The Chancery suits 'continued to appear from time to time, but Dame Ellen Briscoe, who seems to have been the most contentious member of the [Drake] family, was never satisfied; she bided her time until after the Restoration, when, Sir Henry Rosewell having departed this life, she revived the case against his widow, by applying to the House of Lords for an Act to enable her to have sold a part of the manor of Limington, of which Sir Henry Rosewell had been seized at the time of his death.' Dame Dorothy petitioned against this Act but was finally ordered by act of Parliament on 3 March 1663 to sell the manor of Limington to Francis Summers and James Tazewell.
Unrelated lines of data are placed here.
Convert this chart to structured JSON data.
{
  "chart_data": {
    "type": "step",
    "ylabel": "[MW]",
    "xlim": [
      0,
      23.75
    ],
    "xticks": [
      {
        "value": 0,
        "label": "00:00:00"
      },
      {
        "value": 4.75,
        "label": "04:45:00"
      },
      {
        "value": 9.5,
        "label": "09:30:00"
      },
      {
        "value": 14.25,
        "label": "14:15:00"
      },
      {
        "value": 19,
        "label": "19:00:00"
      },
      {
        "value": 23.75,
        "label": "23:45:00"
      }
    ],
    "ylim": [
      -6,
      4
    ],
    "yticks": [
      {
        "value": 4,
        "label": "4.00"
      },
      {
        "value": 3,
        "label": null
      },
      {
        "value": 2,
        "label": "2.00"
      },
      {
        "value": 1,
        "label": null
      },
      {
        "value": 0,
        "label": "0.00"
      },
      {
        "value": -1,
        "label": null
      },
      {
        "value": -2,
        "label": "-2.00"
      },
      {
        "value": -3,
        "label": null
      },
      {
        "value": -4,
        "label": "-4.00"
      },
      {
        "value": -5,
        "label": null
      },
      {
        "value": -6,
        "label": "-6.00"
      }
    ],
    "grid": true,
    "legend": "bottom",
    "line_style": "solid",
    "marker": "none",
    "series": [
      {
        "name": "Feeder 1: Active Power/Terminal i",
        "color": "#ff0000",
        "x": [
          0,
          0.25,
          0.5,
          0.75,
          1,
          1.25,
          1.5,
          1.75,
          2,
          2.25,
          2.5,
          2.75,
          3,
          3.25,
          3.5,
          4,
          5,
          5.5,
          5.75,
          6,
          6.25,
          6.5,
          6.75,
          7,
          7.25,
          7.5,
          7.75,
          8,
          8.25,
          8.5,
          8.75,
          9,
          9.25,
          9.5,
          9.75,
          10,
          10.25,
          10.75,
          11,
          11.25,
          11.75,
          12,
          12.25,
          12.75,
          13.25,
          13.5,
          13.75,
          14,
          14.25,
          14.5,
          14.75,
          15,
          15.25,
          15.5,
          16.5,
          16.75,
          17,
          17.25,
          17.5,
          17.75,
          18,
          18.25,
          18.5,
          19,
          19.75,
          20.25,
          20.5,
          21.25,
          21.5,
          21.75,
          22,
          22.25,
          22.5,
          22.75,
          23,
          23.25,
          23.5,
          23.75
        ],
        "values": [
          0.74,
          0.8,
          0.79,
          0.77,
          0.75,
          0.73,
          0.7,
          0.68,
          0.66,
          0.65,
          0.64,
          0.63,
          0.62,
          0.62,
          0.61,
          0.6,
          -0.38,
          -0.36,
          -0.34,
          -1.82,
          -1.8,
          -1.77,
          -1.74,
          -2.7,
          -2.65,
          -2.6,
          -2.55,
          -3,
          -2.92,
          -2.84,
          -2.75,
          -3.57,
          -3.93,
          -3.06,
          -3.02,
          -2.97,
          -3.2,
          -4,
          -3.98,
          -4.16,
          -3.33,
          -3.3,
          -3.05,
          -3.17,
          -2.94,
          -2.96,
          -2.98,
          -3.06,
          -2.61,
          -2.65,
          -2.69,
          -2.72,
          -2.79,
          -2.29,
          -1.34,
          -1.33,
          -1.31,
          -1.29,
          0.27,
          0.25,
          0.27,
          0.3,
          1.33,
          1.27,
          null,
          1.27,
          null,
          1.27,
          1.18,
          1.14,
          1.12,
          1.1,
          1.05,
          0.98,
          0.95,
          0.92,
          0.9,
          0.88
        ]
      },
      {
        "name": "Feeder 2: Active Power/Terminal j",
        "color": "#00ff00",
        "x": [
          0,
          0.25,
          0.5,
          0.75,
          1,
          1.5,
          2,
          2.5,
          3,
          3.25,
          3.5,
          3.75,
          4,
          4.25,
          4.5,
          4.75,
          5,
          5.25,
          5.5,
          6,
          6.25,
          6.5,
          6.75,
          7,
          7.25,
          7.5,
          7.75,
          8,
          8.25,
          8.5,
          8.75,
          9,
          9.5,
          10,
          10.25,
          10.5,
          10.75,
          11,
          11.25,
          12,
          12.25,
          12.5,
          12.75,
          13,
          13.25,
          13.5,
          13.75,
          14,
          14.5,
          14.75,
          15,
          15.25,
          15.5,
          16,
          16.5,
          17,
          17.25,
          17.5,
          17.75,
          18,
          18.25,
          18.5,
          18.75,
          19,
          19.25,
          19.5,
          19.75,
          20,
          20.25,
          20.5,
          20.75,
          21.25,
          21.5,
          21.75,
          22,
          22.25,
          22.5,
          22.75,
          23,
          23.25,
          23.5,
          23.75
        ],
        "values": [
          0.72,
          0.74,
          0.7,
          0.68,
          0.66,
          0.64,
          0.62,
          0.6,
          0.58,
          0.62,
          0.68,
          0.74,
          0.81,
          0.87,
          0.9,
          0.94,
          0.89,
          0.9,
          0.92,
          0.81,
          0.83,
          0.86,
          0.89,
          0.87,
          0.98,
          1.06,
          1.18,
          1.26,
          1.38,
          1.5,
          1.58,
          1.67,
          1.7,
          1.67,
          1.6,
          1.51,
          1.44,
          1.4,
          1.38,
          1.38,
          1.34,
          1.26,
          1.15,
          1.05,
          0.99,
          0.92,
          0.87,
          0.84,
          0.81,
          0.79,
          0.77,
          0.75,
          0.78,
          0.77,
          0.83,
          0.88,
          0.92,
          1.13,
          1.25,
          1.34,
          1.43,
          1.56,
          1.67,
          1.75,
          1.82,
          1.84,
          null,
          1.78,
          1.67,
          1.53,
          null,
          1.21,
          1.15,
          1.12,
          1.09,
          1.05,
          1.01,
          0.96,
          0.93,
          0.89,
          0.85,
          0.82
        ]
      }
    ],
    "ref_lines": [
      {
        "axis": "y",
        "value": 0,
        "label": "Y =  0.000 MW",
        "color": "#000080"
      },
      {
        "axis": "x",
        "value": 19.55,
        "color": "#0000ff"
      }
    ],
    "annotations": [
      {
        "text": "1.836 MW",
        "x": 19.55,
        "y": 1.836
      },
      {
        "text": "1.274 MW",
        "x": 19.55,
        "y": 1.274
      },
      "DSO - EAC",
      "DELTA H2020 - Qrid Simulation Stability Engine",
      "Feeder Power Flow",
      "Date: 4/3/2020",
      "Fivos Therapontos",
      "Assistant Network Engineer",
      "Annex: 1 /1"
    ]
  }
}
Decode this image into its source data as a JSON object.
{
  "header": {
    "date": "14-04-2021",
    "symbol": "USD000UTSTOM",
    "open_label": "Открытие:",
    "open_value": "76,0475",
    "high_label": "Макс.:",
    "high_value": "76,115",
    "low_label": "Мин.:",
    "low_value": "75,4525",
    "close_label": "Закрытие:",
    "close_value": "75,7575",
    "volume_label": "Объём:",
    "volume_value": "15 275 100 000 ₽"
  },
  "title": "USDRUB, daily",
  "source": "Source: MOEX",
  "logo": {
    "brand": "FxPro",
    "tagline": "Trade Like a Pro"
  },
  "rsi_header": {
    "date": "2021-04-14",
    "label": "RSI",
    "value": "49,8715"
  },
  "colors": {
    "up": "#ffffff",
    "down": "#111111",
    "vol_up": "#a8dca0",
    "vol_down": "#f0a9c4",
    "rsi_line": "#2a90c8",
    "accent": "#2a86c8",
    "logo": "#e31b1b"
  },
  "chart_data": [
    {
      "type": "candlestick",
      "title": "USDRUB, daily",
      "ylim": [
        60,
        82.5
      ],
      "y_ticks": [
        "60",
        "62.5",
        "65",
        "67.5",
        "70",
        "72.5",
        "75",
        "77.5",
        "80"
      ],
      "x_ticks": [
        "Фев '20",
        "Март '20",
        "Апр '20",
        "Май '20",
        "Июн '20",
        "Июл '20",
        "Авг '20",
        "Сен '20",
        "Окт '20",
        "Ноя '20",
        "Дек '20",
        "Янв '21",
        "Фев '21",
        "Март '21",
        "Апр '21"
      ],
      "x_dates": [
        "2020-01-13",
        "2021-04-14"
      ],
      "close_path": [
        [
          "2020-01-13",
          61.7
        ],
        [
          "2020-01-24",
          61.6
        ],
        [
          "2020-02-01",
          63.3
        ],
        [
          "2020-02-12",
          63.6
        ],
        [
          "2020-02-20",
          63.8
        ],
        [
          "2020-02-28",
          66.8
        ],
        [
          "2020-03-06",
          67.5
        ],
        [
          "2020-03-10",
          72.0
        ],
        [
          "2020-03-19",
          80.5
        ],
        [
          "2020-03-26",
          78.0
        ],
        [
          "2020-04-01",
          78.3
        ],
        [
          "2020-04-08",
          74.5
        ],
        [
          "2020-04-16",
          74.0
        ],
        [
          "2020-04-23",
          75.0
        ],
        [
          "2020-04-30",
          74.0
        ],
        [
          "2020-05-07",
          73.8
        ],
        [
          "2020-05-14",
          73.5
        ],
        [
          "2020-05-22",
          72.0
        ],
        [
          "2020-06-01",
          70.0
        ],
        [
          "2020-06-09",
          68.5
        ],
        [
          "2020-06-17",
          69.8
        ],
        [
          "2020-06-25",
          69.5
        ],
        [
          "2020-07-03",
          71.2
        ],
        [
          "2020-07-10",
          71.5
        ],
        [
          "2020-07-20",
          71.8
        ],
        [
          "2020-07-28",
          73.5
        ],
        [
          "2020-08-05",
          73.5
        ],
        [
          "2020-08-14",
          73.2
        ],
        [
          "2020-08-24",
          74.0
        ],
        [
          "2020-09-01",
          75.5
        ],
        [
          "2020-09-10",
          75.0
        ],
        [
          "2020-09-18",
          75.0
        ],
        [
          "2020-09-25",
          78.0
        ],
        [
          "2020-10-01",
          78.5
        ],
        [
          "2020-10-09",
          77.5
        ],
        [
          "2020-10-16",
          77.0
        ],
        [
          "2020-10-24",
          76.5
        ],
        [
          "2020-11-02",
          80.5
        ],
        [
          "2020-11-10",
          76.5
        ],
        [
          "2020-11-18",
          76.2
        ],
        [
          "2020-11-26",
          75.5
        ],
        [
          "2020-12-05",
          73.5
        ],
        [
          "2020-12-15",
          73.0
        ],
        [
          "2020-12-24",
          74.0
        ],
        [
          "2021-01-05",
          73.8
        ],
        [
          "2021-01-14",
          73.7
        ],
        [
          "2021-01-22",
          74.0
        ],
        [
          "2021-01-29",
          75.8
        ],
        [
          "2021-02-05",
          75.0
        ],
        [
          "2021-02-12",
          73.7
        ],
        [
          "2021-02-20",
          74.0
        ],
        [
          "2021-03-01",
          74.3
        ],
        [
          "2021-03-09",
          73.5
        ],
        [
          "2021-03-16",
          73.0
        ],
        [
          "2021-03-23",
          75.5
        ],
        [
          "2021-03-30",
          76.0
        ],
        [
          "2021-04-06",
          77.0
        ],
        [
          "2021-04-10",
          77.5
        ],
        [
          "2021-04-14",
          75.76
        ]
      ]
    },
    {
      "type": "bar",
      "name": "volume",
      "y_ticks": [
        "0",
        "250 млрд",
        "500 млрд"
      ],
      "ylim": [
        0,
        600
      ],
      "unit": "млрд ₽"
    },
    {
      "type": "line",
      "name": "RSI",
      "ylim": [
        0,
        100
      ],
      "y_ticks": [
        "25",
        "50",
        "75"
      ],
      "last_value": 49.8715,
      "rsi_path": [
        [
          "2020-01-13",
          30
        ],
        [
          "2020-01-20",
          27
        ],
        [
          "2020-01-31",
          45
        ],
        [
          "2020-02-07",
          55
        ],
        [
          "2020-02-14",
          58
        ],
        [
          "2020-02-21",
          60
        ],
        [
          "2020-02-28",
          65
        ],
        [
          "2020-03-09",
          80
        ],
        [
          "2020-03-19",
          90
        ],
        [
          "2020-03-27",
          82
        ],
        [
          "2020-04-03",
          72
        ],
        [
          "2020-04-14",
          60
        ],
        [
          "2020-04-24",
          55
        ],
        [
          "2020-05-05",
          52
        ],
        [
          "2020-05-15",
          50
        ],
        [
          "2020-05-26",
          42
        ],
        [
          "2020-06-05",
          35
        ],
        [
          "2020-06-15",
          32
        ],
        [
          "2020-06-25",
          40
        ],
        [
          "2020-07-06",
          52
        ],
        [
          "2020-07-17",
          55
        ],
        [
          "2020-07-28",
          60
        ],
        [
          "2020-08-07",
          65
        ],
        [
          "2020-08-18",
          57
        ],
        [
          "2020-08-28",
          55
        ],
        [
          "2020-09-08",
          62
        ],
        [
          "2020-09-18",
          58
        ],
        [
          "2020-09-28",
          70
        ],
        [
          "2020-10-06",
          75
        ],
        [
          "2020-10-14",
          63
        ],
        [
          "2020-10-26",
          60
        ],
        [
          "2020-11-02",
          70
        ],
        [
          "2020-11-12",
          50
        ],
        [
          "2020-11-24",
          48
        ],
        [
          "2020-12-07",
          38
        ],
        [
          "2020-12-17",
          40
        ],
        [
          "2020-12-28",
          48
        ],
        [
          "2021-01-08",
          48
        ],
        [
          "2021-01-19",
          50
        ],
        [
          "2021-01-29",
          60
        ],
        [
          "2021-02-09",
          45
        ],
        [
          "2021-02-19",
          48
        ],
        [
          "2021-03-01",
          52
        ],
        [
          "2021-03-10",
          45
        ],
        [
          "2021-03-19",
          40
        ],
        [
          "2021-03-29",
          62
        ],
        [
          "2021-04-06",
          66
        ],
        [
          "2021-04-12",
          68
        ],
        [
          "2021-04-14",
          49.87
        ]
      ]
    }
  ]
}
James Tazewell was the grandfather of William Tazewell, who emigrated to Virginia in 1715, and ancestor of Henry Tazewell.

Dame Dorothy made her will at Holborn, London on 24 February 1676. She appears to have suffered greatly over the cost of the suits 'whereas in late years I have been involved in several troublesome lawsuits in order to the recovering of my just right, whereby I have contracted several debts and I had undoubtedly sunk under them had I not been supported beyond my expectations by some friends and principally by William Rosewell of Southampton Street in the parish of St Giles in the Fields Esquire'. William Rosewell was probably Major William Rosewell (c. 1606–1680), a London Apothecary and a Commander of the London Trained Bands. He was from North Curry, Somerset, and held houses in Southampton Street in 1678. She made this William Rosewell her sole Executor and left him £100. She died in late 1676 and probate was granted 14 February 1677.

==Sources==
James, Frances B (1888), 'Sir Henry Rosewell – A Devon Worthy', Transactions of the Devonshire Association, 20, 113–122.